The DOL’s proposed PBM Fee Disclosure Rule would require PBMs and affiliated consultants to disclose extensive information regarding direct and indirect compensation under Employee Retirement Income Security Act (ERISA) fiduciary standards. The proposal is framed as a transparency measure. Transparency itself is not the problem. The problem is that Congress already established a broad federal transparency framework through the CAA just months ago.
Instead of allowing those reforms to be implemented and evaluated, the DOL is building a parallel compliance structure with separate timelines, reporting expectations, and disclosure obligations.
The problem of bureaucracy, which creates layers of overlapping functions, is well documented. Gary Hamel and Michele Zanini of the Management Lab and co-authors of Humanocracy estimate that the cost of excess bureaucracy in the US economy amounts to more than $3 trillion in lost economic output, or about 17 percent of GDP.
This effect is no less significant with PBMs, who would now have to navigate overlapping systems governing many of the same financial arrangements. In some cases, the same transaction could require disclosure under multiple regulatory frameworks using different definitions and standards.
To keep up with the layered compliance requirements, it takes staffing, legal review, auditing infrastructure, reporting systems, and operational restructuring. Large PBMs will likely absorb those costs. Smaller and mid-market PBMs may not, effectively pushing some out of the market altogether and leaving even more power concentrated among the largest players.
Ironically, that could undermine the very accountability policymakers say they want. Less competition rarely leads to lower prices or greater responsiveness. It creates markets where fewer institutions dominate more of the system while smaller innovators and regional actors disappear under administrative burden.
Supporters of the DOL proposal will argue that stronger transparency standards are necessary because PBMs remain opaque and influential actors in the healthcare system. They are not entirely wrong, but they’re failing to recognize that Congress already tackled that issue with CAA. For example, the CAA already requires PBMs to report information related to rebates, fees, spread pricing arrangements, and compensation structures throughout the prescription drug supply chain. The DOL proposal would require many of the same entities to disclose overlapping compensation and financial relationship data under the Employee Retirement Income Security Act (ERISA) framework. Two new sets of rules that effectively do the same things are not useful in practice.

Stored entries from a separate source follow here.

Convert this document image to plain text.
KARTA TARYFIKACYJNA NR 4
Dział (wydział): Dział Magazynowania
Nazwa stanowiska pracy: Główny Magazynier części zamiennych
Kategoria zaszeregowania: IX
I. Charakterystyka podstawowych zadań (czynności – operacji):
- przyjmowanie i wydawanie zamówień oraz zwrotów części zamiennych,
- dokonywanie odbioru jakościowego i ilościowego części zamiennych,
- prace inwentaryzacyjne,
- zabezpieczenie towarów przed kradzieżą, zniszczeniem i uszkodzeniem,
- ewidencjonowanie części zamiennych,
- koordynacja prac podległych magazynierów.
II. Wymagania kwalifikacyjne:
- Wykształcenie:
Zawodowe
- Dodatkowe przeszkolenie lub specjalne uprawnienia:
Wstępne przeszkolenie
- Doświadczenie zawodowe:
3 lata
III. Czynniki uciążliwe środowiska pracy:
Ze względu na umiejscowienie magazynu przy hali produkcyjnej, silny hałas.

The better approach now is to allow the CAA reforms to take effect, assess whether meaningful gaps remain, and coordinate future oversight in a way that strengthens accountability without creating more bureaucracy and unintentionally reducing competition.
Washington wanted more transparency in the PBM market. Fair enough. But if regulators are not careful, they may end up creating a healthcare system where only the largest firms can afford to survive, competition shrinks as smaller players are pushed out, and the high costs policymakers set out to address become even more entrenched.